Robbie Robertson returns with a vengeance

Wildman Steve
The Corner News
Published: February 23, 2011 4:28:08 pm

Robbie Robertson, former lead guitarist of The Band, has a new album that fans of The Band will love.

Robbie Robertson is one of those musicians that has acheived legendary status. As the lead guitarist and primary songwriter of The Band, he served as Bob Dylan's first electric lead guitarist and bandleader, and made history with songs like 'The Weight' and 'Up On Cripple Creek.' He left The Band in 1976, staging one of the greatest concerts in rock history as their swan song. 'The Last Waltz,' as it was dubbed, was filmed by Martin Scorcese for posterity and remains one of the most beloved live events in rock history.

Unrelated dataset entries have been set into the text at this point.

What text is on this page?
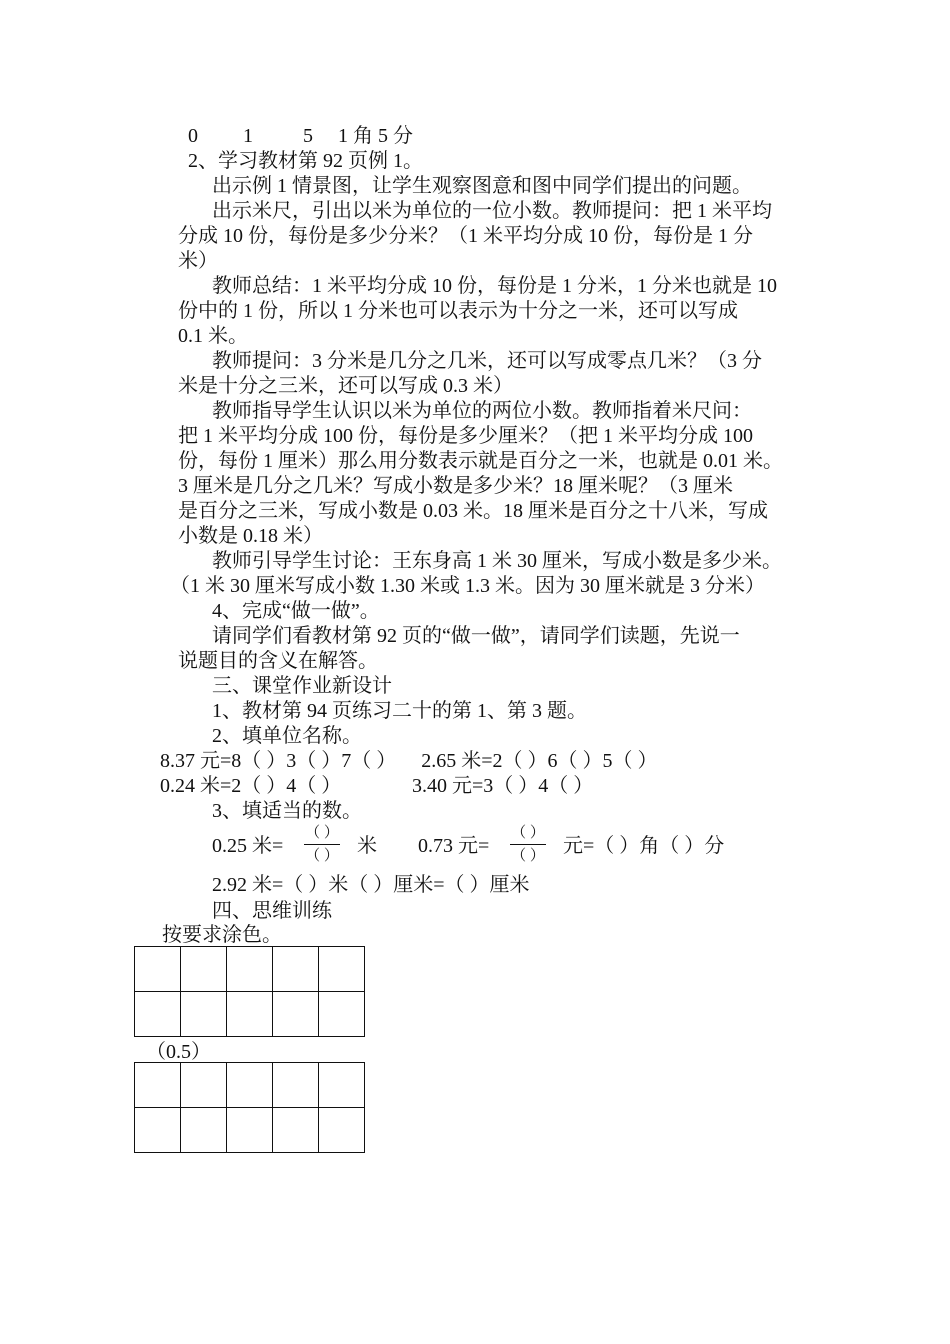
0         1          5     1 角 5 分
2、学习教材第 92 页例 1。
出示例 1 情景图，让学生观察图意和图中同学们提出的问题。
出示米尺，引出以米为单位的一位小数。教师提问：把 1 米平均
分成 10 份，每份是多少分米？（1 米平均分成 10 份，每份是 1 分
米）
教师总结：1 米平均分成 10 份，每份是 1 分米，1 分米也就是 10
份中的 1 份，所以 1 分米也可以表示为十分之一米，还可以写成
0.1 米。
教师提问：3 分米是几分之几米，还可以写成零点几米？（3 分
米是十分之三米，还可以写成 0.3 米）
教师指导学生认识以米为单位的两位小数。教师指着米尺问：
把 1 米平均分成 100 份，每份是多少厘米？（把 1 米平均分成 100
份，每份 1 厘米）那么用分数表示就是百分之一米，也就是 0.01 米。
3 厘米是几分之几米？写成小数是多少米？18 厘米呢？（3 厘米
是百分之三米，写成小数是 0.03 米。18 厘米是百分之十八米，写成
小数是 0.18 米）
教师引导学生讨论：王东身高 1 米 30 厘米，写成小数是多少米。
（1 米 30 厘米写成小数 1.30 米或 1.3 米。因为 30 厘米就是 3 分米）
4、完成“做一做”。
请同学们看教材第 92 页的“做一做”，请同学们读题，先说一
说题目的含义在解答。
三、课堂作业新设计
1、教材第 94 页练习二十的第 1、第 3 题。
2、填单位名称。
8.37 元=8（ ）3（ ）7（ ）     2.65 米=2（ ）6（ ）5（ ）
0.24 米=2（ ）4（ ）	3.40 元=3（ ）4（ ）
3、填适当的数。
0.25 米=
（ ）
（ ） 米 0.73 元=
（ ）
（ ） 元=（ ）角（ ）分
2.92 米=（ ）米（ ）厘米=（ ）厘米
四、思维训练
按要求涂色。

（0.5）
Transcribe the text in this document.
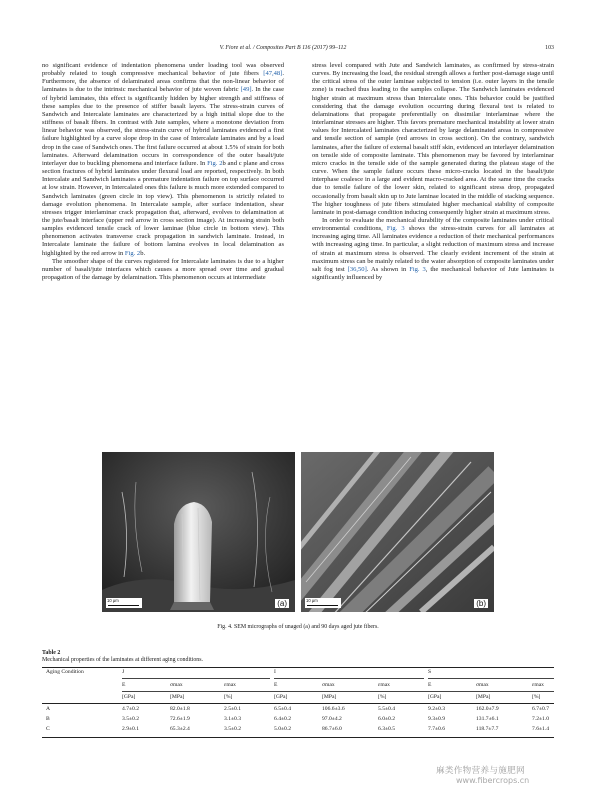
V. Fiore et al. / Composites Part B 116 (2017) 99–112	103

no significant evidence of indentation phenomena under loading tool was observed probably related to tough compressive mechanical behavior of jute fibers [47,48]. Furthermore, the absence of delaminated areas confirms that the non-linear behavior of laminates is due to the intrinsic mechanical behavior of jute woven fabric [49]. In the case of hybrid laminates, this effect is significantly hidden by higher strength and stiffness of these samples due to the presence of stiffer basalt layers. The stress-strain curves of Sandwich and Intercalate laminates are characterized by a high initial slope due to the stiffness of basalt fibers. In contrast with Jute samples, where a monotone deviation from linear behavior was observed, the stress-strain curve of hybrid laminates evidenced a first failure highlighted by a curve slope drop in the case of Intercalate laminates and by a load drop in the case of Sandwich ones. The first failure occurred at about 1.5% of strain for both laminates. Afterward delamination occurs in correspondence of the outer basalt/jute interlayer due to buckling phenomena and interface failure. In Fig. 2b and c plane and cross section fractures of hybrid laminates under flexural load are reported, respectively. In both Intercalate and Sandwich laminates a premature indentation failure on top surface occurred at low strain. However, in Intercalated ones this failure is much more extended compared to Sandwich laminates (green circle in top view). This phenomenon is strictly related to damage evolution phenomena. In Intercalate sample, after surface indentation, shear stresses trigger interlaminar crack propagation that, afterward, evolves to delamination at the jute/basalt interface (upper red arrow in cross section image). At increasing strain both samples evidenced tensile crack of lower laminae (blue circle in bottom view). This phenomenon activates transverse crack propagation in sandwich laminate. Instead, in Intercalate laminate the failure of bottom lamina evolves in local delamination as highlighted by the red arrow in Fig. 2b.

The smoother shape of the curves registered for Intercalate laminates is due to a higher number of basalt/jute interfaces which causes a more spread over time and gradual propagation of the damage by delamination. This phenomenon occurs at intermediate

stress level compared with Jute and Sandwich laminates, as confirmed by stress-strain curves. By increasing the load, the residual strength allows a further post-damage stage until the critical stress of the outer laminae subjected to tension (i.e. outer layers in the tensile zone) is reached thus leading to the samples collapse. The Sandwich laminates evidenced higher strain at maximum stress than Intercalate ones. This behavior could be justified considering that the damage evolution occurring during flexural test is related to delaminations that propagate preferentially on dissimilar interlaminae where the interlaminar stresses are higher. This favors premature mechanical instability at lower strain values for Intercalated laminates characterized by large delaminated areas in compressive and tensile section of sample (red arrows in cross section). On the contrary, sandwich laminates, after the failure of external basalt stiff skin, evidenced an interlayer delamination on tensile side of composite laminate. This phenomenon may be favored by interlaminar micro cracks in the tensile side of the sample generated during the plateau stage of the curve. When the sample failure occurs these micro-cracks located in the basalt/jute interphase coalesce in a large and evident macro-cracked area. At the same time the cracks due to tensile failure of the lower skin, related to significant stress drop, propagated occasionally from basalt skin up to Jute laminae located in the middle of stacking sequence. The higher toughness of jute fibers stimulated higher mechanical stability of composite laminate in post-damage condition inducing consequently higher strain at maximum stress.

In order to evaluate the mechanical durability of the composite laminates under critical environmental conditions, Fig. 3 shows the stress-strain curves for all laminates at increasing aging time. All laminates evidence a reduction of their mechanical performances with increasing aging time. In particular, a slight reduction of maximum stress and increase of strain at maximum stress is observed. The clearly evident increment of the strain at maximum stress can be mainly related to the water absorption of composite laminates under salt fog test [36,50]. As shown in Fig. 3, the mechanical behavior of Jute laminates is significantly influenced by

10 μm	(a)	10 μm	(b)
Fig. 4. SEM micrographs of unaged (a) and 90 days aged jute fibers.
Table 2
Mechanical properties of the laminates at different aging conditions.
Aging Condition	J	I	S
E	σmax	εmax	E	σmax	εmax	E	σmax	εmax
[GPa]	[MPa]	[%]	[GPa]	[MPa]	[%]	[GPa]	[MPa]	[%]
A	4.7±0.2	82.0±1.8	2.5±0.1	6.5±0.4	106.6±3.6	5.5±0.4	9.2±0.3	162.0±7.9	6.7±0.7
B	3.5±0.2	72.6±1.9	3.1±0.3	6.4±0.2	97.0±4.2	6.0±0.2	9.3±0.9	131.7±6.1	7.2±1.0
C	2.9±0.1	65.3±2.4	3.5±0.2	5.0±0.2	86.7±6.0	6.3±0.5	7.7±0.6	118.7±7.7	7.6±1.4
麻类作物营养与施肥网
www.fibercrops.cn
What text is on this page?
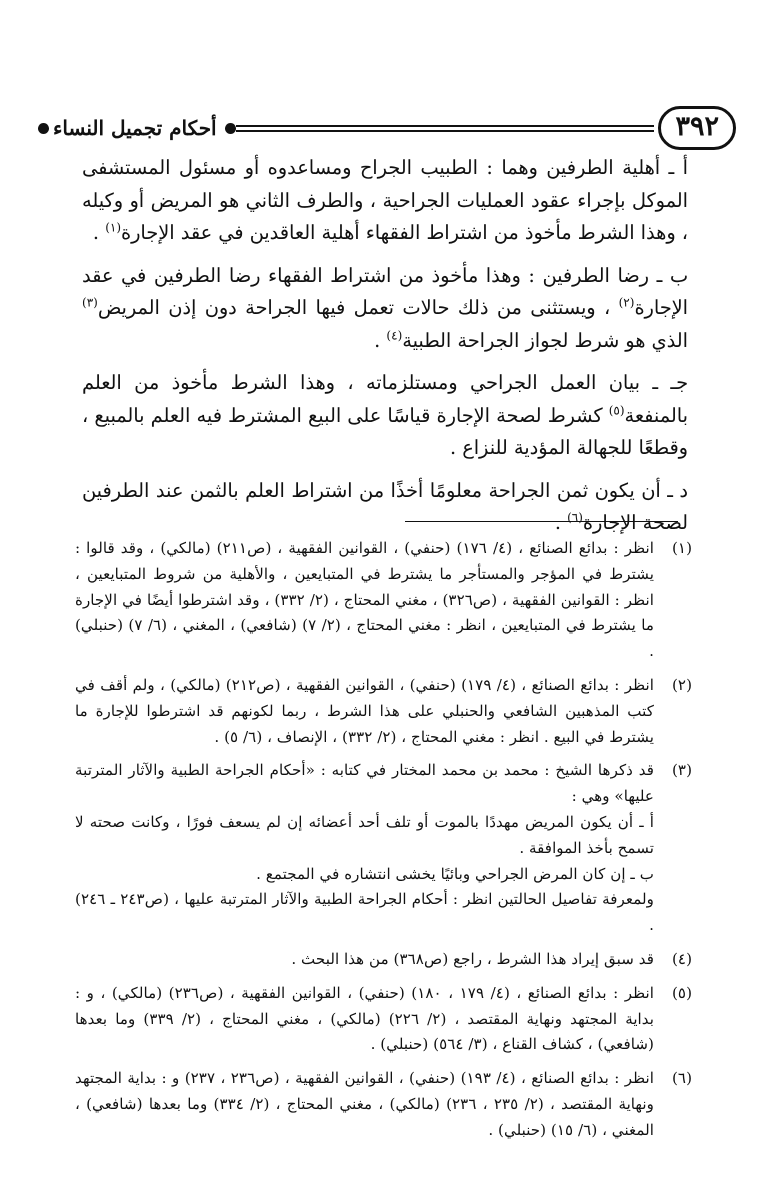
٣٩٢
أحكام تجميل النساء

أ ـ أهلية الطرفين وهما : الطبيب الجراح ومساعدوه أو مسئول المستشفى الموكل بإجراء عقود العمليات الجراحية ، والطرف الثاني هو المريض أو وكيله ، وهذا الشرط مأخوذ من اشتراط الفقهاء أهلية العاقدين في عقد الإجارة$^{(١)}$ .

ب ـ رضا الطرفين : وهذا مأخوذ من اشتراط الفقهاء رضا الطرفين في عقد الإجارة$^{(٢)}$ ، ويستثنى من ذلك حالات تعمل فيها الجراحة دون إذن المريض$^{(٣)}$ الذي هو شرط لجواز الجراحة الطبية$^{(٤)}$ .

جـ ـ بيان العمل الجراحي ومستلزماته ، وهذا الشرط مأخوذ من العلم بالمنفعة$^{(٥)}$ كشرط لصحة الإجارة قياسًا على البيع المشترط فيه العلم بالمبيع ، وقطعًا للجهالة المؤدية للنزاع .

د ـ أن يكون ثمن الجراحة معلومًا أخذًا من اشتراط العلم بالثمن عند الطرفين لصحة الإجارة$^{(٦)}$ .

(١)
انظر : بدائع الصنائع ، (٤/ ١٧٦) (حنفي) ، القوانين الفقهية ، (ص٢١١) (مالكي) ، وقد قالوا : يشترط في المؤجر والمستأجر ما يشترط في المتبايعين ، والأهلية من شروط المتبايعين ، انظر : القوانين الفقهية ، (ص٣٢٦) ، مغني المحتاج ، (٢/ ٣٣٢) ، وقد اشترطوا أيضًا في الإجارة ما يشترط في المتبايعين ، انظر : مغني المحتاج ، (٢/ ٧) (شافعي) ، المغني ، (٦/ ٧) (حنبلي) .
(٢)
انظر : بدائع الصنائع ، (٤/ ١٧٩) (حنفي) ، القوانين الفقهية ، (ص٢١٢) (مالكي) ، ولم أقف في كتب المذهبين الشافعي والحنبلي على هذا الشرط ، ربما لكونهم قد اشترطوا للإجارة ما يشترط في البيع . انظر : مغني المحتاج ، (٢/ ٣٣٢) ، الإنصاف ، (٦/ ٥) .
(٣)
قد ذكرها الشيخ : محمد بن محمد المختار في كتابه : «أحكام الجراحة الطبية والآثار المترتبة عليها» وهي :
أ ـ أن يكون المريض مهددًا بالموت أو تلف أحد أعضائه إن لم يسعف فورًا ، وكانت صحته لا تسمح بأخذ الموافقة .
ب ـ إن كان المرض الجراحي وبائيًا يخشى انتشاره في المجتمع .
ولمعرفة تفاصيل الحالتين انظر : أحكام الجراحة الطبية والآثار المترتبة عليها ، (ص٢٤٣ ـ ٢٤٦) .
(٤)
قد سبق إيراد هذا الشرط ، راجع (ص٣٦٨) من هذا البحث .
(٥)
انظر : بدائع الصنائع ، (٤/ ١٧٩ ، ١٨٠) (حنفي) ، القوانين الفقهية ، (ص٢٣٦) (مالكي) ، و : بداية المجتهد ونهاية المقتصد ، (٢/ ٢٢٦) (مالكي) ، مغني المحتاج ، (٢/ ٣٣٩) وما بعدها (شافعي) ، كشاف القناع ، (٣/ ٥٦٤) (حنبلي) .
(٦)
انظر : بدائع الصنائع ، (٤/ ١٩٣) (حنفي) ، القوانين الفقهية ، (ص٢٣٦ ، ٢٣٧) و : بداية المجتهد ونهاية المقتصد ، (٢/ ٢٣٥ ، ٢٣٦) (مالكي) ، مغني المحتاج ، (٢/ ٣٣٤) وما بعدها (شافعي) ، المغني ، (٦/ ١٥) (حنبلي) .
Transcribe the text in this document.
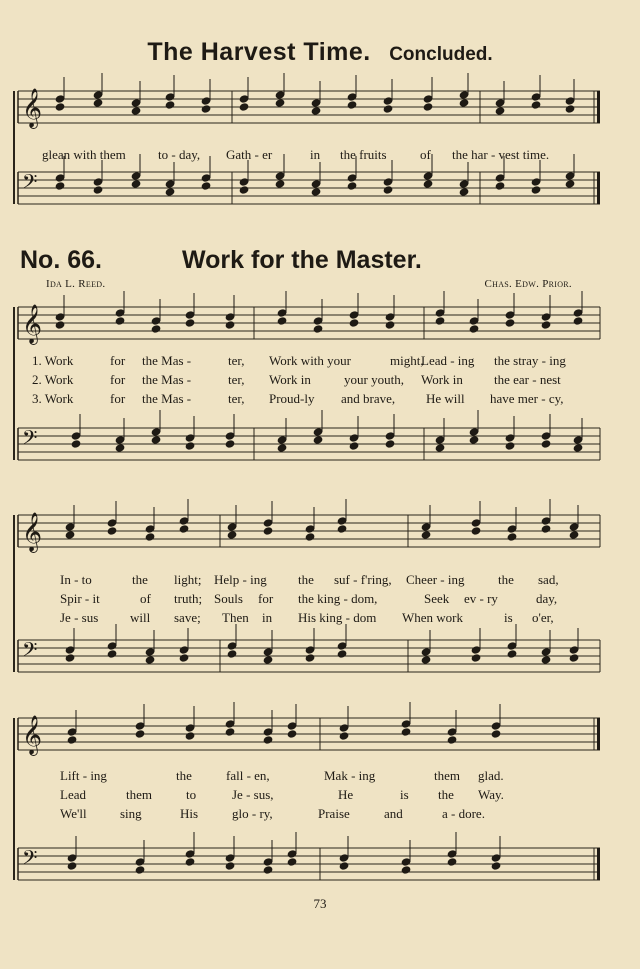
The Harvest Time. Concluded.
𝄞
𝄢
𝄞
𝄢
𝄞
𝄢
𝄞
𝄢
glean with them to - day, Gath - er	in the fruits	of the har - vest time.
No. 66.	Work for the Master.
Ida L. Reed.	Chas. Edw. Prior.
1. Work	for the Mas -	ter, Work with your	might,
Lead - ing the stray - ing
2. Work	for the Mas -	ter, Work in	your youth, Work in the ear - nest
3. Work	for the Mas -	ter, Proud-ly and brave, He will have mer - cy,
In - to	the light; Help - ing the suf - f'ring, Cheer - ing	the sad,
Spir - it	of truth; Souls for the king - dom,	Seek ev - ry	day,
Je - sus will save; Then in His king - dom When work	is o'er,
Lift - ing	the	fall - en,	Mak - ing	them glad.
Lead	them	to	Je - sus,	He	is the Way.
We'll	sing	His	glo - ry,	Praise	and	a - dore.
73
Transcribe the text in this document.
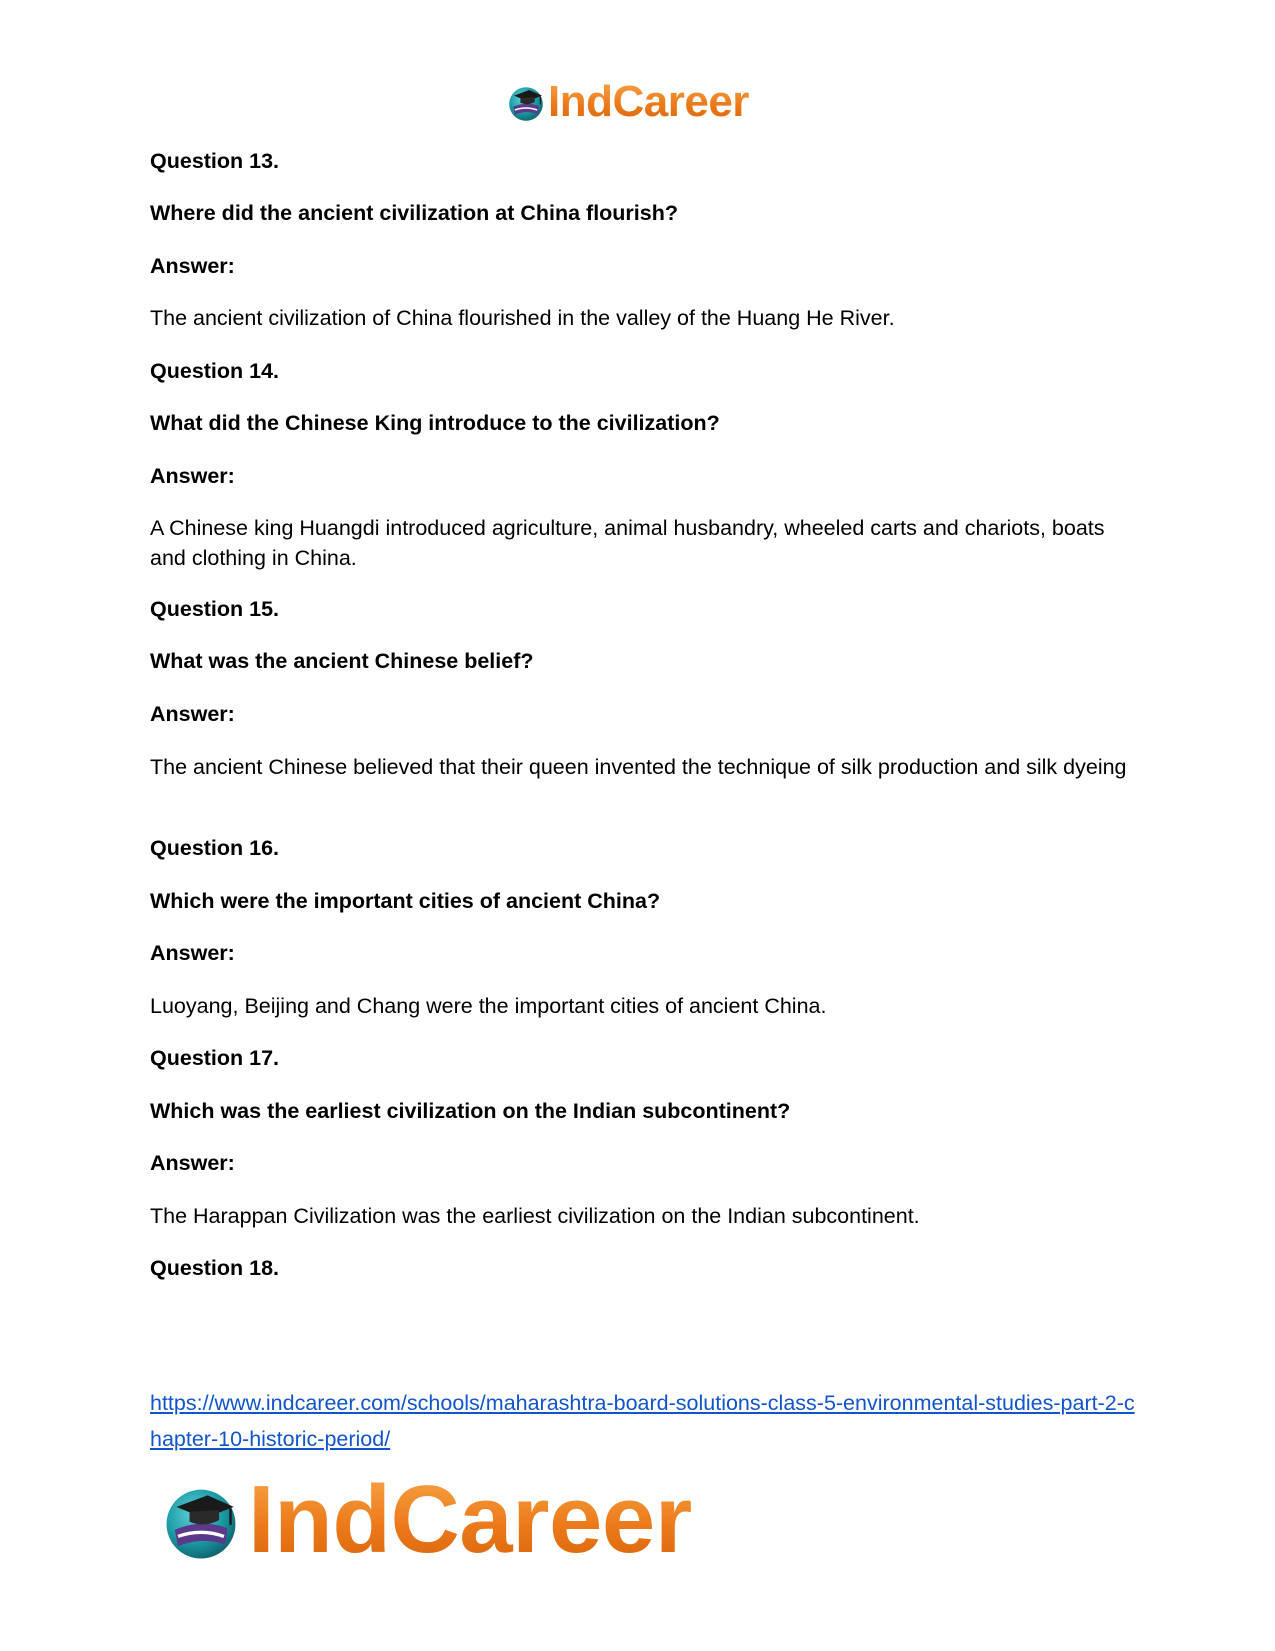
IndCareer
Question 13.
Where did the ancient civilization at China flourish?
Answer:
The ancient civilization of China flourished in the valley of the Huang He River.
Question 14.
What did the Chinese King introduce to the civilization?
Answer:
A Chinese king Huangdi introduced agriculture, animal husbandry, wheeled carts and chariots, boats and clothing in China.
Question 15.
What was the ancient Chinese belief?
Answer:
The ancient Chinese believed that their queen invented the technique of silk production and silk dyeing
Question 16.
Which were the important cities of ancient China?
Answer:
Luoyang, Beijing and Chang were the important cities of ancient China.
Question 17.
Which was the earliest civilization on the Indian subcontinent?
Answer:
The Harappan Civilization was the earliest civilization on the Indian subcontinent.
Question 18.
https://www.indcareer.com/schools/maharashtra-board-solutions-class-5-environmental-studies-part-2-chapter-10-historic-period/
IndCareer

Robertson continued on as a solo artist, releasing four solo albums from '87-'98, and contributing music to many films such as 'The King of Comedy,' 'The Color of Money,' and, most recently, 'Shutter Island.'

Now, after a 13-year drought, Robertson has released a new solo album, titled 'How To Become Clairvoyant,' which may be his best solo work to date and rivals his work with The Band. The album features performances by Eric Clapton (who co-wrote three songs with Robertson), Steve Winwood, Robert Randolph, Trent Reznor and Tom Morello, with bassist Pino Palladino and drummer Ian Thomas serving as the rhythm section throughout.

Robertson returns with a vengeance to his rock roots, opening the album with a blistering rocker titled 'Straight Down The Line,' a sly nod to rock 'n' roll's early reputation as the Devil's music. The first single from the album, 'He Don't Live Here No More' details a close friend's battle with addiction, and features Clapton on harmony vocal and electric and slide guitars alongside Robertson's soulful gut string guitar solo.

Robertson also addresses the breakup of The Band for the first time in song, with 'This Is Where I Get Off.' Fans of The Band will certainly eat this album up, but that is not a requisite, as 'How To Become Clairvoyant' is, quite simply, a great rock record destined to become a classic.